Professeur d’histoire contemporaine à l’université de Sheffield (Royaume-Uni) et auteur d’une biographie remarquée d’Hitler en deux volumes, Ian Kershaw analyse dans ce nouvel ouvrage les décisions prises par les dirigeants des grandes nations entre juin 1940 et décembre 1941, décisions qu’il considère comme déterminantes pour l’issue de la Seconde Guerre mondiale, et partant, dans la détermination des grands équilibres de l’après-guerre.
Il part du postulat que ces choix furent le reflet du système politique dans lequel ils sont intervenus. Les dirigeants des systèmes autoritaires disposaient alors en effet d’une liberté de choix extraordinaire, qui avait pour corollaire la possibilité de les laisser commettre des erreurs catastrophiques. Ces régimes, où la discussion des objectifs stratégiques était impossible, étaient naturellement amenés à prendre des risques importants plutôt que de se rabattre sur un compromis jugé humiliant qui aurait pu miner les objectifs idéologiques.
La liberté d’Hitler était presque absolue sur le plan institutionnel et s’étendait aussi sur les forces armées. La position de Mussolini était moins solide : il n’était pas le chef de l’État et l’allégeance de l’armée allait en définitive au roi, ce qui s’avérera décisif en 1943. Bien que proche des régimes fascistes et nazis, le système japonais constituait une organisation politique collective où aucune possibilité de décision arbitraire n’appartenait à un individu en particulier. Cependant, pour des raisons de majesté impériale, l’empereur ne pouvait prendre le risque d’affronter son armée, qui n’était constitutionnellement soumise qu’à lui. Cela se traduisait au quotidien par une très large autonomie des forces dominantes dans l’armée de terre et la marine face au gouvernement politique. L’organisation politique mise en place par Staline ressemblait fortement à celle du régime nazi, et se caractérisait par la place prédominante accordée à la personnalité du chef. La terreur et les purges avaient réduit à néant les hypothétiques contre-pouvoirs politiques ou administratifs. Ce système politique conduisit Staline à commettre de graves erreurs de jugement sans être contredit, sa conviction absolue qu’Hitler n’attaquerait pas en 1941 étant sans conteste la plus grave.

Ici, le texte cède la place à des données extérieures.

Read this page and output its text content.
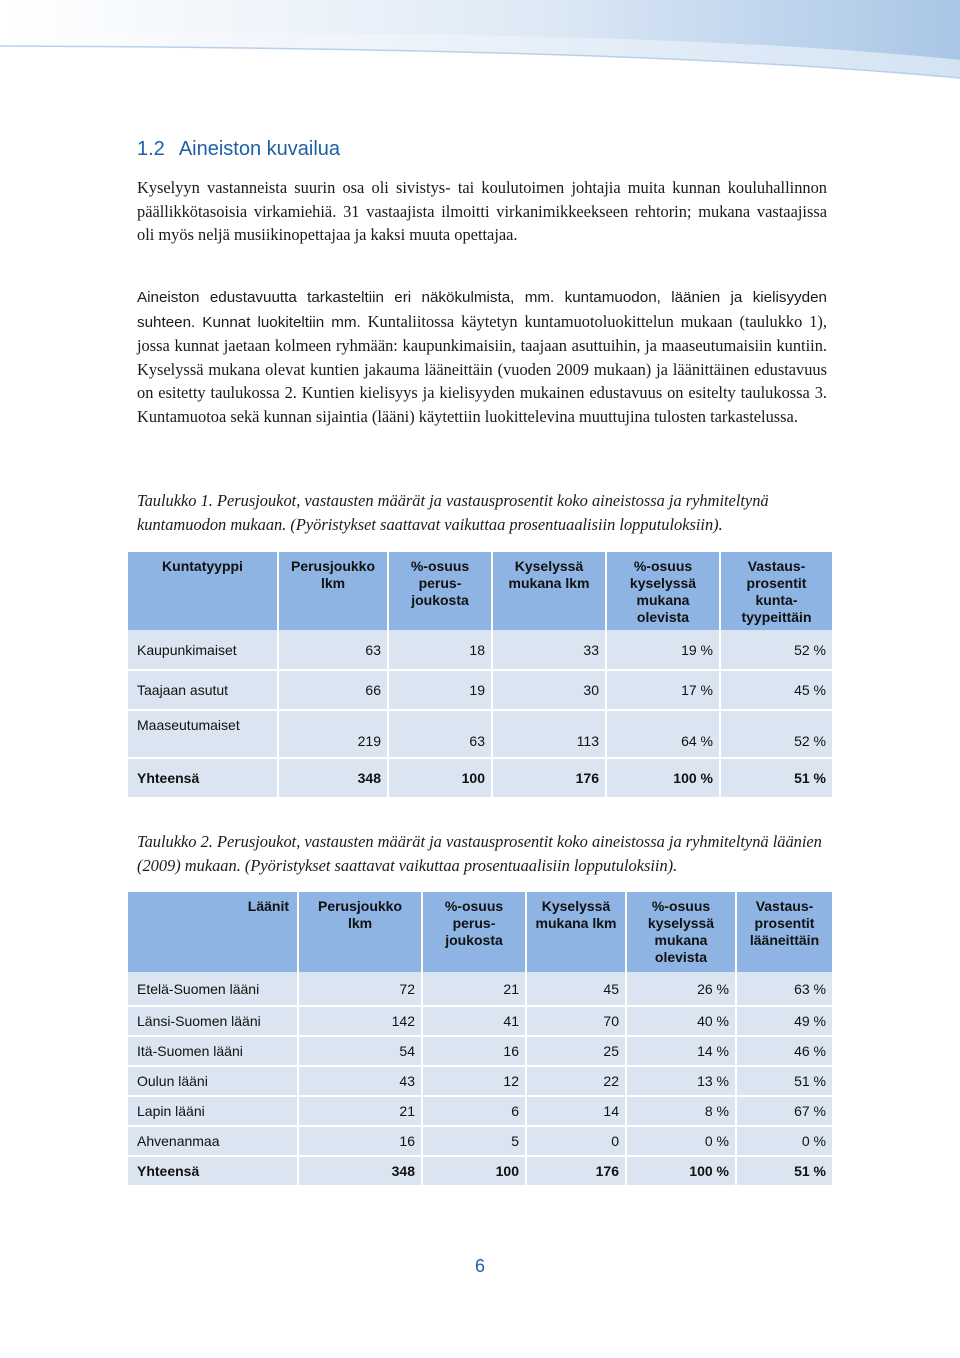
1.2 Aineiston kuvailua

Kyselyyn vastanneista suurin osa oli sivistys- tai koulutoimen johtajia muita kunnan kouluhallinnon päällikkötasoisia virkamiehiä. 31 vastaajista ilmoitti virkanimikkeekseen rehtorin; mukana vastaajissa oli myös neljä musiikinopettajaa ja kaksi muuta opettajaa.

Aineiston edustavuutta tarkasteltiin eri näkökulmista, mm. kuntamuodon, läänien ja kielisyyden suhteen. Kunnat luokiteltiin mm. Kuntaliitossa käytetyn kuntamuotoluokittelun mukaan (taulukko 1), jossa kunnat jaetaan kolmeen ryhmään: kaupunkimaisiin, taajaan asuttuihin, ja maaseutumaisiin kuntiin. Kyselyssä mukana olevat kuntien jakauma lääneittäin (vuoden 2009 mukaan) ja läänittäinen edustavuus on esitetty taulukossa 2. Kuntien kielisyys ja kielisyyden mukainen edustavuus on esitelty taulukossa 3. Kuntamuotoa sekä kunnan sijaintia (lääni) käytettiin luokittelevina muuttujina tulosten tarkastelussa.

Taulukko 1. Perusjoukot, vastausten määrät ja vastausprosentit koko aineistossa ja ryhmiteltynä kuntamuodon mukaan. (Pyöristykset saattavat vaikuttaa prosentuaalisiin lopputuloksiin).

Kuntatyyppi	Perusjoukko lkm	%-osuus perus-joukosta	Kyselyssä mukana lkm	%-osuus kyselyssä mukana olevista	Vastaus-prosentit kunta-tyypeittäin
Kaupunkimaiset	63	18	33	19 %	52 %
Taajaan asutut	66	19	30	17 %	45 %
Maaseutumaiset	219	63	113	64 %	52 %
Yhteensä	348	100	176	100 %	51 %

Taulukko 2. Perusjoukot, vastausten määrät ja vastausprosentit koko aineistossa ja ryhmiteltynä läänien (2009) mukaan. (Pyöristykset saattavat vaikuttaa prosentuaalisiin lopputuloksiin).

Läänit	Perusjoukko lkm	%-osuus perus-joukosta	Kyselyssä mukana lkm	%-osuus kyselyssä mukana olevista	Vastaus-prosentit lääneittäin
Etelä-Suomen lääni	72	21	45	26 %	63 %
Länsi-Suomen lääni	142	41	70	40 %	49 %
Itä-Suomen lääni	54	16	25	14 %	46 %
Oulun lääni	43	12	22	13 %	51 %
Lapin lääni	21	6	14	8 %	67 %
Ahvenanmaa	16	5	0	0 %	0 %
Yhteensä	348	100	176	100 %	51 %
6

En comparaison, les régimes démocratiques du Royaume-Uni et des États-Unis offraient un contraste saisissant : la machine bureaucratique (l’État de droit) qui encadrait les choix politiques du gouvernement permettait une évaluation rationnelle des risques et des avantages. Le cabinet de guerre britannique en mai 1940 était réellement une instance collective. Tout Premier ministre qu’il était, Churchill devait prendre en considération les points de vue de Chamberlain et Halifax. Les décisions n’étaient acquises qu’au terme d’argumentaires pertinents et rationnels, partagés par des membres aux sensibilités politiques variées. Le système présidentiel américain ne reposait pas sur la responsabilité collective des décisions. Les contrepoids institutionnels venaient du système législatif : Roosevelt était contraint par le Congrès comme jamais Churchill ne le fut par le Parlement. Ce système politique accordait une importance considérable à l’opinion publique, dans la prise de décision. Ian Kershaw relève sans complaisance que l’opinion publique ne compta pour rien au Royaume-Uni dans la décision cruciale du cabinet de guerre, en mai 1940, de poursuivre le combat contre l’Allemagne nazie et que, par la suite, le moral de la population importa bien davantage que l’opinion des citoyens.
Ces choix fatidiques sont connus, leur portée l’est également. L’ambition de Ian Kershaw n’est pas de révéler la signification profonde, négligée ou oubliée de ces décisions qui ont changé le monde. Elle est de les replacer dans leur contexte particulier, politique, social, économique et culturel, afin d’analyser finement le processus de prise de décision, le célèbre Decision Making Process. Il en ressort un ouvrage passionnant, d’une actualité jamais démentie, quelque soixante-dix ans plus tard.